7th Feb 2024 11:36
(Alliance News) - J Sainsbury PLC's new strategic blue-print was hailed as 'bold' with a "clear vision" to get customers to spend more money.
On Wednesday, the London-based supermarket promised "enhanced returns for shareholders", including a commitment to a progressive dividend policy and plans for a GBP200 million share buyback, as it set out is 'next level Sainsbury's' strategy.
The food retailer said this would build on the "food first" programme that it launched in November 2020. The new strategy aims to make grocery market volume share gains, while still building on the range offered by general merchandise arm Argos.
Sainsbury's said it will commit to the progressive dividend policy from the start of the next financial year, and the share buyback also will take place over the course of that year.
Funding the payouts, Sainsbury's said it continues to forecast retail free cash flow of at least GBP500 million per year and added on Wednesday that it now expects at least GBP1.6 billion over the next three years.
It will aim for GBP1 billion in cost savings over the three years to financial 2027, expecting to take GBP150 million in one-off costs related to those savings over the next three years.

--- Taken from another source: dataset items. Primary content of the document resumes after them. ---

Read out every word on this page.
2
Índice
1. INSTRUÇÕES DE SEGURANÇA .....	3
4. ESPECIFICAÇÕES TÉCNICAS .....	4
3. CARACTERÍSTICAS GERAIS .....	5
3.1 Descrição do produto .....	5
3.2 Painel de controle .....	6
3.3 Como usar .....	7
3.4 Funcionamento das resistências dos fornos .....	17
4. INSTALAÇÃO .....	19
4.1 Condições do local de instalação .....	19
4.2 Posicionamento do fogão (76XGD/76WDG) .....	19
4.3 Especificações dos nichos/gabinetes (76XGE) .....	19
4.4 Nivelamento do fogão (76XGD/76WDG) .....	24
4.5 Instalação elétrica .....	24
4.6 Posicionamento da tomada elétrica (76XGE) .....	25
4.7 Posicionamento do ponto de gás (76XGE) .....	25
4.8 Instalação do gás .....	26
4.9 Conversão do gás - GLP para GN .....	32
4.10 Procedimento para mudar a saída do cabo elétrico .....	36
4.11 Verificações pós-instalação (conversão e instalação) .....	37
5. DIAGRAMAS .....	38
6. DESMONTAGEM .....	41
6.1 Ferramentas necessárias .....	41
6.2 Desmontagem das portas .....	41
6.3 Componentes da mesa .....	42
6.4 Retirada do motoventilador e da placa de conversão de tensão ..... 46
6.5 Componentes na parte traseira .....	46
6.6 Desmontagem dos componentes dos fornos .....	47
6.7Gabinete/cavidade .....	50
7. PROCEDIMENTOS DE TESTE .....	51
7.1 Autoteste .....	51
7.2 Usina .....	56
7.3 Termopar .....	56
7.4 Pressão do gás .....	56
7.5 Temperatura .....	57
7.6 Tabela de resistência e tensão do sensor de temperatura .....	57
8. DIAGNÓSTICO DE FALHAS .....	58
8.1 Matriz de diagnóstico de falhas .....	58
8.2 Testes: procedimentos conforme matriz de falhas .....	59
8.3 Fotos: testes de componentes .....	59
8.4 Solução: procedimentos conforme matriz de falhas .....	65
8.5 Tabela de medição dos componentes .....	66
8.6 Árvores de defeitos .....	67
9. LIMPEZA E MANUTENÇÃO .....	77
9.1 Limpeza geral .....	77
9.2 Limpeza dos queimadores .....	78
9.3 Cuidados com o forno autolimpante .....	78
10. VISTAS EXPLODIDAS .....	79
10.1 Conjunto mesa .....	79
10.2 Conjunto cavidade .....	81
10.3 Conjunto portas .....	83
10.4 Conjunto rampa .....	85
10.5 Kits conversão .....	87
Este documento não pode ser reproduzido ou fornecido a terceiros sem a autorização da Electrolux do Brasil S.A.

"Sainsbury's has unveiled bold plans to make the company bigger in the future. There is a clear vision to get customers to spend more money, attract more people to its stores, and drive more traffic to Argos' website, stores and supermarket concessions," said Russ Mould at AJ Bell.
House broker Shore Capital said the medium-term plan is a broad continuation of the direction of travel that Chief Executive Simon Roberts has expedited through his tenure.
The broker said Sainsbury will be prioritising the potential created for ongoing growth in food whilst seeking to build upon the "hard-grafted profit generation" in non-food too.
AJ Bell's Mould agreed. "To Sainsbury's credit, its performance has been good in recent years and there is finally an energy about the business which has been absent for decades".
But he cautioned a new strategy does not guarantee success.
"Its growth plan is not something that is guaranteed to work its magic".
"Achieving the goal is another matter and it will cost money – something the market typically hates," he added.
Mould said that Argos "increasingly feels like an odd fit for Sainsbury's given its new primary focus on food and decision to reallocate space inside its supermarkets".
While the Argos brand has considerable weight in the retail sector it doesn't have frequent shoppers.
Shares in Sainsbury fell 3.6% to 265.60 pence in London on Wednesday.